Schärfere Grenzwerte: Kern der Modernisierung ist eine deutliche Absenkung der Grenzwerte für die Lärmschutzzonen, die Neuregelung zielt auf eine stärkere Harmonisierung mit den bestehenden Lärmschutzstandards beim Neu- und Ausbau von Straßen und Schienenstrecken. Nach dem alten Fluglärmgesetz von 1971 besteht ein Anspruch auf baulichen Schallschutz für Wohnungen im Flugplatzumland erst, wenn der Fluglärm einen Mittelungspegel über 75 dB hervorruft.

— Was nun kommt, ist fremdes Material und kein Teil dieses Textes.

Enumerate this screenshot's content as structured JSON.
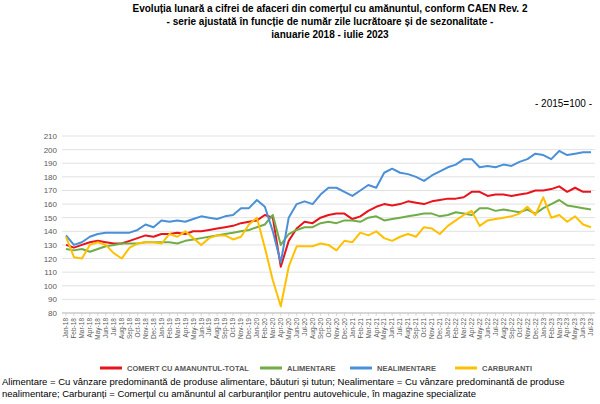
{
  "chart_data": {
    "type": "line",
    "title": [
      "Evoluția lunară a cifrei de afaceri din comerțul cu amănuntul, conform CAEN Rev. 2",
      "- serie ajustată în funcție de număr zile lucrătoare și de sezonalitate -",
      "ianuarie 2018 - iulie 2023"
    ],
    "subtitle": "- 2015=100 -",
    "note": "Alimentare = Cu vânzare predominantă de produse alimentare, băuturi și tutun; Nealimentare = Cu vânzare predominantă de produse nealimentare; Carburanți = Comerțul cu amănuntul al carburanților pentru autovehicule, în magazine specializate",
    "categories": [
      "Jan-18",
      "Feb-18",
      "Mar-18",
      "Apr-18",
      "May-18",
      "Jun-18",
      "Jul-18",
      "Aug-18",
      "Sep-18",
      "Oct-18",
      "Nov-18",
      "Dec-18",
      "Jan-19",
      "Feb-19",
      "Mar-19",
      "Apr-19",
      "May-19",
      "Jun-19",
      "Jul-19",
      "Aug-19",
      "Sep-19",
      "Oct-19",
      "Nov-19",
      "Dec-19",
      "Jan-20",
      "Feb-20",
      "Mar-20",
      "Apr-20",
      "May-20",
      "Jun-20",
      "Jul-20",
      "Aug-20",
      "Sep-20",
      "Oct-20",
      "Nov-20",
      "Dec-20",
      "Jan-21",
      "Feb-21",
      "Mar-21",
      "Apr-21",
      "May-21",
      "Jun-21",
      "Jul-21",
      "Aug-21",
      "Sep-21",
      "Oct-21",
      "Nov-21",
      "Dec-21",
      "Jan-22",
      "Feb-22",
      "Mar-22",
      "Apr-22",
      "May-22",
      "Jun-22",
      "Jul-22",
      "Aug-22",
      "Sep-22",
      "Oct-22",
      "Nov-22",
      "Dec-22",
      "Jan-23",
      "Feb-23",
      "Mar-23",
      "Apr-23",
      "May-23",
      "Jun-23",
      "Jul-23"
    ],
    "series": [
      {
        "name": "COMERT CU AMANUNTUL-TOTAL",
        "color": "#e8131b",
        "values": [
          130,
          128,
          130,
          132,
          133,
          132,
          131,
          131,
          133,
          135,
          137,
          136,
          138,
          138,
          139,
          138,
          140,
          140,
          141,
          142,
          143,
          144,
          146,
          147,
          148,
          152,
          150,
          114,
          133,
          142,
          147,
          146,
          150,
          152,
          153,
          153,
          149,
          151,
          155,
          158,
          160,
          159,
          160,
          162,
          161,
          160,
          162,
          163,
          164,
          164,
          165,
          169,
          169,
          166,
          167,
          167,
          166,
          167,
          168,
          170,
          170,
          171,
          173,
          169,
          172,
          169,
          169
        ]
      },
      {
        "name": "ALIMENTARE",
        "color": "#70ad47",
        "values": [
          127,
          126,
          127,
          125,
          127,
          129,
          130,
          131,
          131,
          131,
          132,
          132,
          132,
          132,
          131,
          133,
          134,
          135,
          136,
          137,
          138,
          139,
          140,
          141,
          143,
          145,
          152,
          130,
          138,
          141,
          143,
          143,
          146,
          147,
          146,
          148,
          148,
          147,
          150,
          151,
          148,
          149,
          150,
          151,
          152,
          153,
          153,
          151,
          152,
          154,
          153,
          152,
          157,
          157,
          155,
          156,
          155,
          154,
          156,
          153,
          157,
          160,
          163,
          159,
          158,
          157,
          156
        ]
      },
      {
        "name": "NEALIMENTARE",
        "color": "#4a90d9",
        "values": [
          137,
          130,
          132,
          136,
          138,
          139,
          139,
          139,
          139,
          141,
          145,
          143,
          148,
          147,
          148,
          147,
          149,
          151,
          150,
          149,
          151,
          152,
          157,
          157,
          163,
          158,
          140,
          117,
          150,
          160,
          162,
          160,
          167,
          172,
          172,
          169,
          166,
          170,
          174,
          172,
          183,
          186,
          183,
          182,
          180,
          177,
          181,
          184,
          187,
          189,
          193,
          193,
          187,
          188,
          187,
          189,
          188,
          191,
          193,
          197,
          196,
          193,
          199,
          196,
          197,
          198,
          198
        ]
      },
      {
        "name": "CARBURANTI",
        "color": "#ffc000",
        "values": [
          136,
          121,
          120,
          130,
          132,
          130,
          124,
          120,
          128,
          131,
          132,
          132,
          131,
          138,
          136,
          140,
          135,
          130,
          135,
          137,
          137,
          134,
          136,
          145,
          150,
          128,
          104,
          85,
          114,
          129,
          129,
          129,
          131,
          130,
          126,
          133,
          132,
          139,
          137,
          140,
          135,
          133,
          136,
          138,
          136,
          143,
          142,
          138,
          144,
          148,
          152,
          155,
          144,
          148,
          149,
          150,
          151,
          153,
          158,
          152,
          165,
          150,
          152,
          147,
          151,
          145,
          143
        ]
      }
    ],
    "ylim": [
      80,
      210
    ],
    "yticks": [
      80,
      90,
      100,
      110,
      120,
      130,
      140,
      150,
      160,
      170,
      180,
      190,
      200,
      210
    ],
    "grid": true,
    "legend": "bottom"
  }
}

Der Gesetzentwurf sieht Grenzwerte für die Tag-Schutzzone 1 vor die 10 dB(A) darunter liegen.
Nachtschutzzone: Erstmals sollen für Flughäfen mit relevantem Nachtflugbetrieb auch Nacht-Schutzzonen festgelegt werden, deren Kontur sich ausschließlich nach der nächtlichen Fluglärmbelastung bestimmt. Ziel dieser Neuregelung ist es, die von Nachtfluglärm betroffenen Menschen vor gesundheitsrelevanten Schlafstörungen zu schützen. Dazu soll ein Anspruch auf belüfteten Schallschutz für Schlafräume bestehen, wenn der nächtliche Fluglärm einen bestimmten Mittelungspegel überschreitet; für wesentliche Ausbauvorhaben von Flughäfen soll wiederum ein strengerer Wert gelten.
Übersicht Lärmgrenzwerte der Schutzzonen Gesetzentwurf Novelle Fluglärmgesetz 2005
1. Neue oder wesentlich baulich erweiterte zivile Flugplätze
Tag-Schutzzone 1: LAeq Tag = 60 dB(A),
Tag-Schutzzone 2: LAeq Tag = 55 dB(A),
Nacht-Schutzzone
a) bis zum 31.12.2010: LAeq Nacht = 53 dB(A), LAmax = 6 mal 57 dB(A),
b) ab dem 01.01.2011: LAeq Nacht = 50 dB(A), LAmax = 6 mal 53 dB(A),
2. Bestehende zivile Flugplätze
Tag-Schutzzone 1: LAeq Tag = 65 dB(A),
Tag-Schutzzone 2: LAeq Tag = 60 dB(A),
Nacht-Schutzzone : LAeq Nacht = 55 dB(A), LAmax = 6 mal 57 dB(A),
3. Neue oder wesentlich baulich erweiterte militärische Flugplätze
Tag-Schutzzone 1: LAeq Tag = 63 dB(A),
Tag-Schutzzone 2: LAeq Tag = 58 dB(A),
Nacht-Schutzzone
a) bis zum 31.12.2010: LAeq Nacht = 53 dB(A), LAmax = 6 mal 57 dB(A),
b) ab dem 01.01.2011: LAeq Nacht = 50 dB(A), LAmax = 6 mal 53 dB(A),
4. Bestehende militärische Flugplätze
Tag-Schutzzone 1: LAeq Tag = 68 dB(A),
Tag-Schutzzone 2: LAeq Tag = 63 dB(A),
Nacht-Schutzzone : LAeq Nacht = 55 dB(A), LAmax = 6 mal 57 dB(A),
LAeq: Mittlungspegel am Tag (6.00 Uhr bis 22.00 Uhr)
LAeq: Mittlungspegel in der Nacht (22.00 Uhr bis 6.00 Uhr)
LAmax: Maximalpegel durch einzelne Überflüge
Zum Vergleich: Fluglärmgesetz 1971: Schutzzone 1 75 dB(A), Schutzzone 2
67 dB(A)
Weitere Neuerungen:
- berücksichtigt werden auch vorübergehende Belastungen der Anwohner beim Wechsel der Flugrichtungen (aufgrund von Sanierungs- und Baumaßnahmen oder Witterung); Maßstab ist jetzt die Realverteilung der Flüge plus 2 Sigma am Tag und plus 3 Sigma in der Nacht (Mittelwert der tatsächlichen Flugbewegungen je Richtung plus dreimal die Standardabweichung);
- Vorgaben für Bauverbote und Siedlungsbeschränkungen (allerdings wurden hier zahlreiche Ausnahmeregelungen geschaffen);
- Stärkung der Bürgerbeteiligung (umfassende Information über Lärmdaten, Einbindung in Entscheidungsprozesse);
- Ausbau der Auskunfts- und Berichtspflichten der Flughafenbetreiber (Auskunft über Lärmdaten, Lärmkarten und Flugrouten resp. Flugroutenplanung gegenüber den zuständigen Landesbehörden, Information/ Benehmen mit dem Umweltbundesamt).